Interview Highlights

On why now, after nearly 20 years in the industry, she's speaking out about these issues

In 2012, I was diagnosed with stage-IV cancer in my tonsil. Going through that experience really changes the way you look at the world. ... It corresponded with a time when I was starting to hear women [in gaming] ... talking about the things happening to them. And after cancer I just felt like, "I can't hear this and not say something." So honestly it's been out of a sense of love for what I do and knowledge that the more different people work on a game development team, the more our games and teams really grow and can create more and more interesting and dynamic games. And that's ultimately what it's all about.

On why it is so hard to even have a conversation about the issues of women in gaming

I would say the conversation right now is almost impossible. It's considered off topic, it's considered political, it's considered identity politics — even when you're trying to talk about something that literally just happened to you. So that makes it difficult.

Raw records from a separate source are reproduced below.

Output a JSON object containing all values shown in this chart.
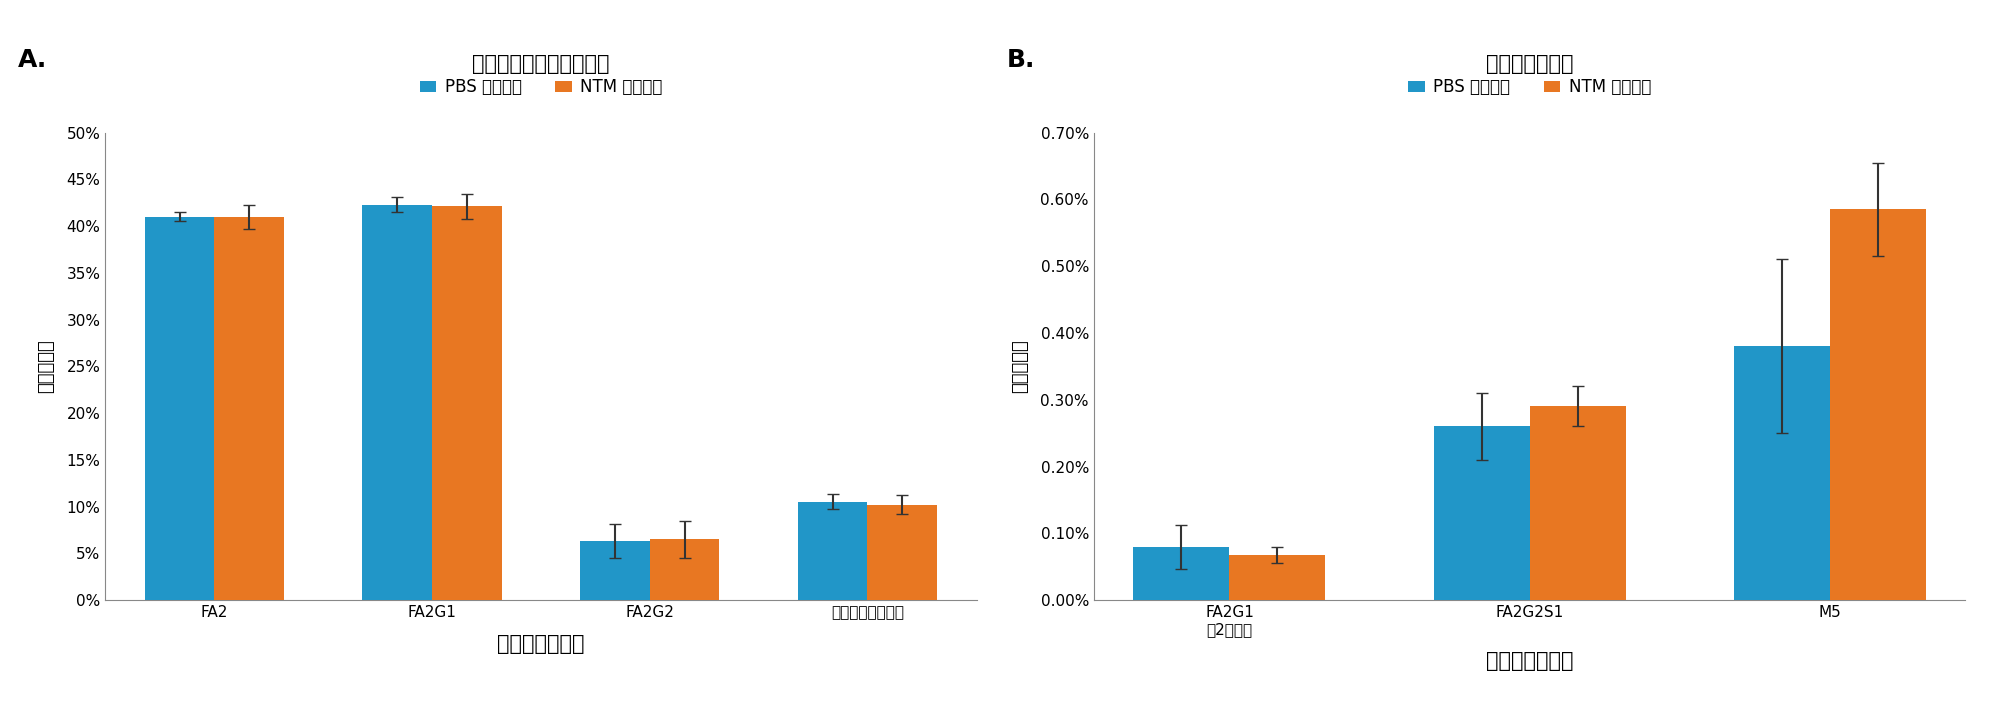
{
  "panel_A": {
    "title": "主要糖鎖のプロファイル",
    "panel_label": "A.",
    "categories": [
      "FA2",
      "FA2G1",
      "FA2G2",
      "アフコシル化糖鎖"
    ],
    "pbs_values": [
      0.41,
      0.423,
      0.063,
      0.105
    ],
    "ntm_values": [
      0.41,
      0.421,
      0.065,
      0.102
    ],
    "pbs_errors": [
      0.005,
      0.008,
      0.018,
      0.008
    ],
    "ntm_errors": [
      0.013,
      0.013,
      0.02,
      0.01
    ],
    "ylim": [
      0,
      0.5
    ],
    "yticks": [
      0.0,
      0.05,
      0.1,
      0.15,
      0.2,
      0.25,
      0.3,
      0.35,
      0.4,
      0.45,
      0.5
    ],
    "ylabel": "相対含有量",
    "xlabel": "グリコフォーム"
  },
  "panel_B": {
    "title": "低存在量の糖鎖",
    "panel_label": "B.",
    "categories": [
      "FA2G1\n（2等分）",
      "FA2G2S1",
      "M5"
    ],
    "pbs_values": [
      0.0008,
      0.0026,
      0.0038
    ],
    "ntm_values": [
      0.00067,
      0.0029,
      0.00585
    ],
    "pbs_errors": [
      0.00033,
      0.0005,
      0.0013
    ],
    "ntm_errors": [
      0.00012,
      0.0003,
      0.0007
    ],
    "ylim": [
      0,
      0.007
    ],
    "yticks": [
      0.0,
      0.001,
      0.002,
      0.003,
      0.004,
      0.005,
      0.006,
      0.007
    ],
    "ylabel": "相対含有量",
    "xlabel": "グリコフォーム"
  },
  "pbs_color": "#2196C8",
  "ntm_color": "#E87722",
  "pbs_label": "PBS サンプル",
  "ntm_label": "NTM サンプル",
  "bar_width": 0.32,
  "legend_fontsize": 12,
  "title_fontsize": 15,
  "tick_fontsize": 11,
  "label_fontsize": 13,
  "panel_label_fontsize": 18,
  "error_capsize": 4,
  "error_color": "#333333",
  "error_linewidth": 1.5
}
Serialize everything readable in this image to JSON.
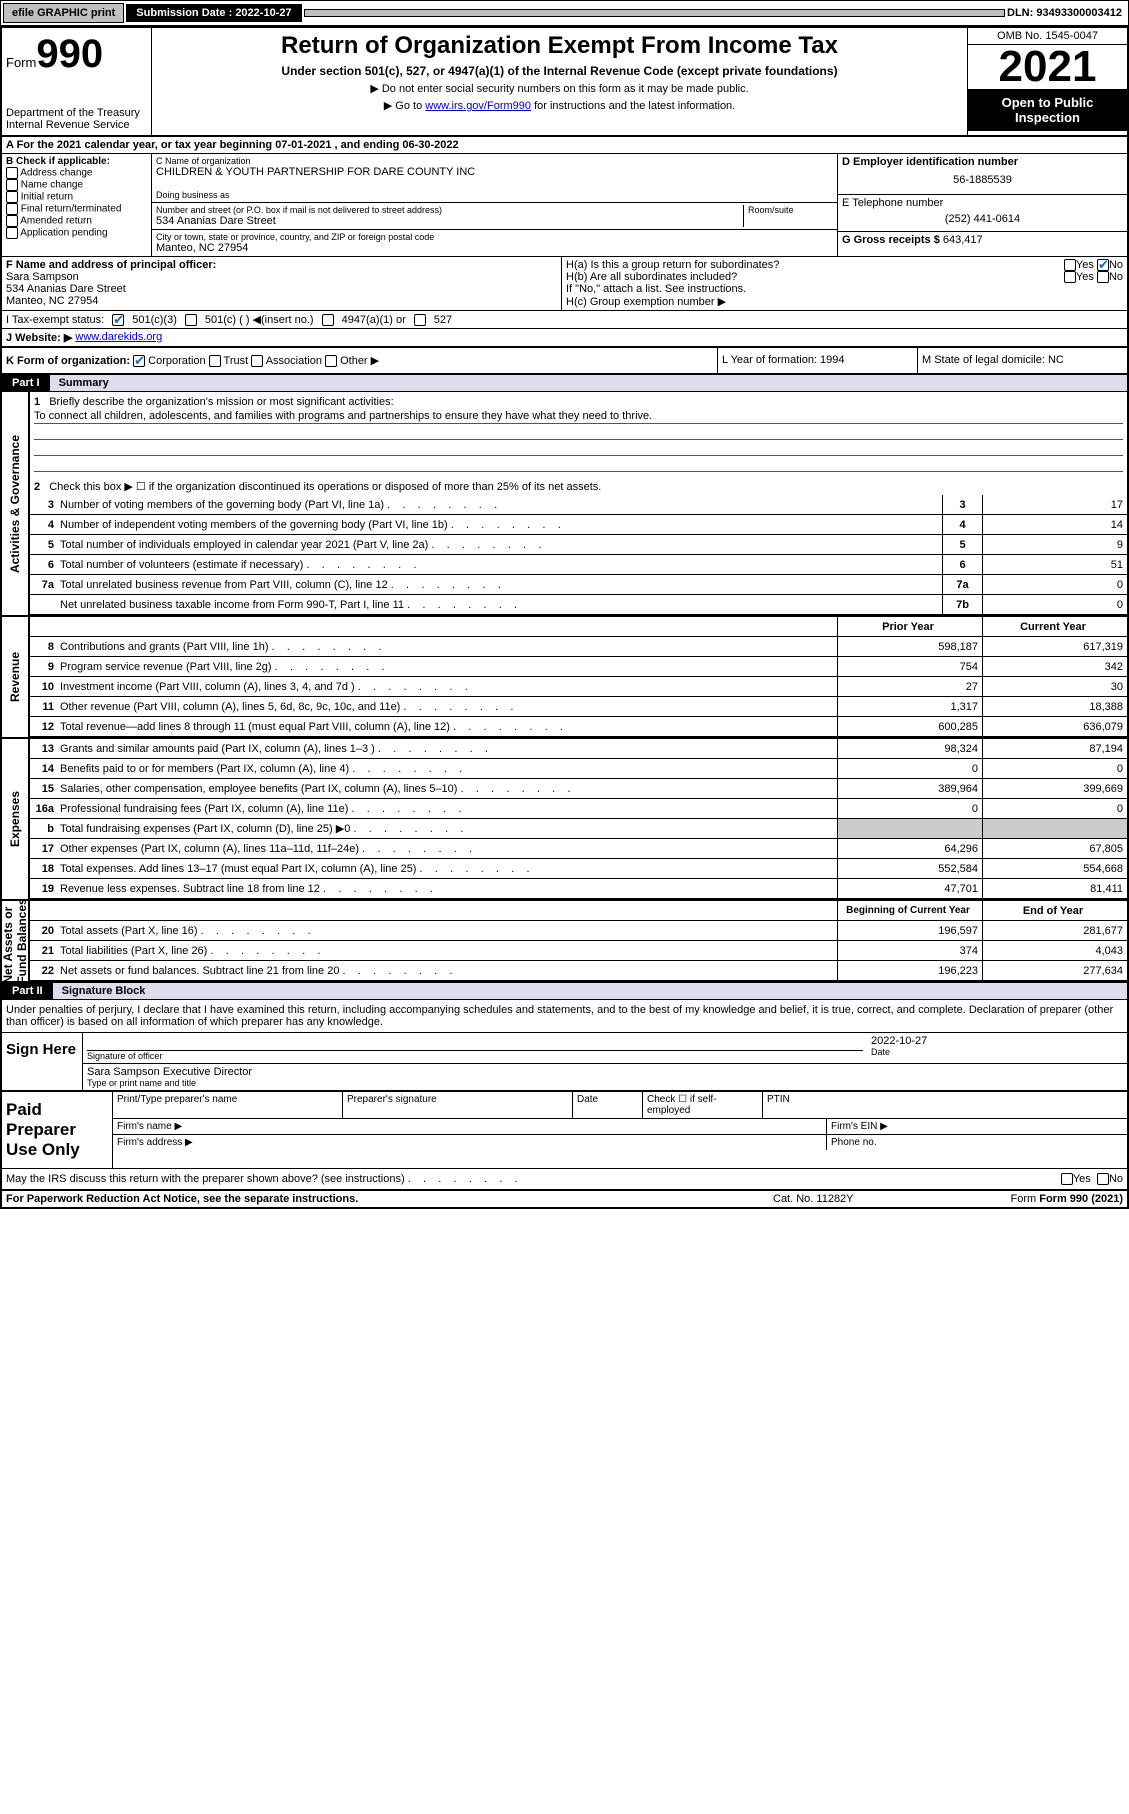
{
  "topbar": {
    "efile": "efile GRAPHIC print",
    "subdate_label": "Submission Date : 2022-10-27",
    "dln": "DLN: 93493300003412"
  },
  "header": {
    "form_word": "Form",
    "form_no": "990",
    "dept": "Department of the Treasury\nInternal Revenue Service",
    "title": "Return of Organization Exempt From Income Tax",
    "sub": "Under section 501(c), 527, or 4947(a)(1) of the Internal Revenue Code (except private foundations)",
    "note1": "▶ Do not enter social security numbers on this form as it may be made public.",
    "note2_pre": "▶ Go to ",
    "note2_link": "www.irs.gov/Form990",
    "note2_post": " for instructions and the latest information.",
    "omb": "OMB No. 1545-0047",
    "year": "2021",
    "open": "Open to Public Inspection"
  },
  "rowA": "A For the 2021 calendar year, or tax year beginning 07-01-2021   , and ending 06-30-2022",
  "colB": {
    "hdr": "B Check if applicable:",
    "opts": [
      "Address change",
      "Name change",
      "Initial return",
      "Final return/terminated",
      "Amended return",
      "Application pending"
    ]
  },
  "colC": {
    "name_lbl": "C Name of organization",
    "name": "CHILDREN & YOUTH PARTNERSHIP FOR DARE COUNTY INC",
    "dba_lbl": "Doing business as",
    "addr_lbl": "Number and street (or P.O. box if mail is not delivered to street address)",
    "room_lbl": "Room/suite",
    "addr": "534 Ananias Dare Street",
    "city_lbl": "City or town, state or province, country, and ZIP or foreign postal code",
    "city": "Manteo, NC  27954"
  },
  "colD": {
    "ein_lbl": "D Employer identification number",
    "ein": "56-1885539",
    "tel_lbl": "E Telephone number",
    "tel": "(252) 441-0614",
    "gross_lbl": "G Gross receipts $",
    "gross": "643,417"
  },
  "rowF": {
    "f_lbl": "F Name and address of principal officer:",
    "f_name": "Sara Sampson",
    "f_addr": "534 Ananias Dare Street\nManteo, NC  27954",
    "ha": "H(a)  Is this a group return for subordinates?",
    "hb": "H(b)  Are all subordinates included?",
    "hb_note": "If \"No,\" attach a list. See instructions.",
    "hc": "H(c)  Group exemption number ▶",
    "yes": "Yes",
    "no": "No"
  },
  "rowI": {
    "lbl": "I   Tax-exempt status:",
    "o1": "501(c)(3)",
    "o2": "501(c) (  ) ◀(insert no.)",
    "o3": "4947(a)(1) or",
    "o4": "527"
  },
  "rowJ": {
    "lbl": "J   Website: ▶",
    "val": "www.darekids.org"
  },
  "rowK": {
    "k_lbl": "K Form of organization:",
    "opts": [
      "Corporation",
      "Trust",
      "Association",
      "Other ▶"
    ],
    "l": "L Year of formation: 1994",
    "m": "M State of legal domicile: NC"
  },
  "part1": {
    "tag": "Part I",
    "title": "Summary"
  },
  "summary": {
    "q1_lbl": "Briefly describe the organization's mission or most significant activities:",
    "q1_val": "To connect all children, adolescents, and families with programs and partnerships to ensure they have what they need to thrive.",
    "q2": "Check this box ▶ ☐  if the organization discontinued its operations or disposed of more than 25% of its net assets.",
    "lines_gov": [
      {
        "n": "3",
        "d": "Number of voting members of the governing body (Part VI, line 1a)",
        "box": "3",
        "v": "17"
      },
      {
        "n": "4",
        "d": "Number of independent voting members of the governing body (Part VI, line 1b)",
        "box": "4",
        "v": "14"
      },
      {
        "n": "5",
        "d": "Total number of individuals employed in calendar year 2021 (Part V, line 2a)",
        "box": "5",
        "v": "9"
      },
      {
        "n": "6",
        "d": "Total number of volunteers (estimate if necessary)",
        "box": "6",
        "v": "51"
      },
      {
        "n": "7a",
        "d": "Total unrelated business revenue from Part VIII, column (C), line 12",
        "box": "7a",
        "v": "0"
      },
      {
        "n": "",
        "d": "Net unrelated business taxable income from Form 990-T, Part I, line 11",
        "box": "7b",
        "v": "0"
      }
    ],
    "hdr_prior": "Prior Year",
    "hdr_curr": "Current Year",
    "rev": [
      {
        "n": "8",
        "d": "Contributions and grants (Part VIII, line 1h)",
        "p": "598,187",
        "c": "617,319"
      },
      {
        "n": "9",
        "d": "Program service revenue (Part VIII, line 2g)",
        "p": "754",
        "c": "342"
      },
      {
        "n": "10",
        "d": "Investment income (Part VIII, column (A), lines 3, 4, and 7d )",
        "p": "27",
        "c": "30"
      },
      {
        "n": "11",
        "d": "Other revenue (Part VIII, column (A), lines 5, 6d, 8c, 9c, 10c, and 11e)",
        "p": "1,317",
        "c": "18,388"
      },
      {
        "n": "12",
        "d": "Total revenue—add lines 8 through 11 (must equal Part VIII, column (A), line 12)",
        "p": "600,285",
        "c": "636,079"
      }
    ],
    "exp": [
      {
        "n": "13",
        "d": "Grants and similar amounts paid (Part IX, column (A), lines 1–3 )",
        "p": "98,324",
        "c": "87,194"
      },
      {
        "n": "14",
        "d": "Benefits paid to or for members (Part IX, column (A), line 4)",
        "p": "0",
        "c": "0"
      },
      {
        "n": "15",
        "d": "Salaries, other compensation, employee benefits (Part IX, column (A), lines 5–10)",
        "p": "389,964",
        "c": "399,669"
      },
      {
        "n": "16a",
        "d": "Professional fundraising fees (Part IX, column (A), line 11e)",
        "p": "0",
        "c": "0"
      },
      {
        "n": "b",
        "d": "Total fundraising expenses (Part IX, column (D), line 25) ▶0",
        "p": "",
        "c": "",
        "grey": true
      },
      {
        "n": "17",
        "d": "Other expenses (Part IX, column (A), lines 11a–11d, 11f–24e)",
        "p": "64,296",
        "c": "67,805"
      },
      {
        "n": "18",
        "d": "Total expenses. Add lines 13–17 (must equal Part IX, column (A), line 25)",
        "p": "552,584",
        "c": "554,668"
      },
      {
        "n": "19",
        "d": "Revenue less expenses. Subtract line 18 from line 12",
        "p": "47,701",
        "c": "81,411"
      }
    ],
    "hdr_beg": "Beginning of Current Year",
    "hdr_end": "End of Year",
    "net": [
      {
        "n": "20",
        "d": "Total assets (Part X, line 16)",
        "p": "196,597",
        "c": "281,677"
      },
      {
        "n": "21",
        "d": "Total liabilities (Part X, line 26)",
        "p": "374",
        "c": "4,043"
      },
      {
        "n": "22",
        "d": "Net assets or fund balances. Subtract line 21 from line 20",
        "p": "196,223",
        "c": "277,634"
      }
    ]
  },
  "sidelabels": {
    "gov": "Activities & Governance",
    "rev": "Revenue",
    "exp": "Expenses",
    "net": "Net Assets or\nFund Balances"
  },
  "part2": {
    "tag": "Part II",
    "title": "Signature Block"
  },
  "sig": {
    "decl": "Under penalties of perjury, I declare that I have examined this return, including accompanying schedules and statements, and to the best of my knowledge and belief, it is true, correct, and complete. Declaration of preparer (other than officer) is based on all information of which preparer has any knowledge.",
    "sign_here": "Sign Here",
    "sig_officer": "Signature of officer",
    "date_lbl": "Date",
    "date": "2022-10-27",
    "name_title": "Sara Sampson  Executive Director",
    "type_lbl": "Type or print name and title",
    "paid": "Paid Preparer Use Only",
    "prep_name": "Print/Type preparer's name",
    "prep_sig": "Preparer's signature",
    "check_se": "Check ☐ if self-employed",
    "ptin": "PTIN",
    "firm_name": "Firm's name  ▶",
    "firm_ein": "Firm's EIN ▶",
    "firm_addr": "Firm's address ▶",
    "phone": "Phone no.",
    "may_irs": "May the IRS discuss this return with the preparer shown above? (see instructions)"
  },
  "footer": {
    "pra": "For Paperwork Reduction Act Notice, see the separate instructions.",
    "cat": "Cat. No. 11282Y",
    "form": "Form 990 (2021)"
  }
}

And then it is compounded by the fact that I think there's almost nothing you can that's not going to make someone feel attacked and make somebody feel angry at you. I have friends who won't speak about it, regardless of their experience, whether it's been good or bad, because of the environment right now. And I think that that's what we need to get past, because as long as we can't talk about it, it means we can't do anything about it. We're just paralyzed.

On why the video game industry, in particular, is having such difficulty with the issue

Tech itself is male-oriented; software is even more male-oriented than that. And because games for many years have mostly made games for men, it's even more male-oriented than the rest of them. So it's sort of this more condensed version of all of the problems in tech.

And I think that because games are one of the lower-paying areas of tech ... compared to non-game related [software] jobs, and because of that the barriers to entry for women have just made women think it's just maybe not worth the extra effort to make less, work more hours, have to move all of the time and put up with all of this crap. I think that has led to a lot of homogeneity in game development that makes it even harder for it to break out of a lot of the issues. ...

There is a tendency in tech, and in games in particular, that if you are a woman who talks about the issues facing women in games, that becomes what defines you. You become "the woman who talks about being a woman." When honestly ... it largely continues to feel like my gender should be irrelevant.

And even that's something that I wrestle with — because I realized maybe it's not that I always wanted my gender to be irrelevant, but more that I felt like the way that would make things the easiest for me was if I made my gender irrelevant.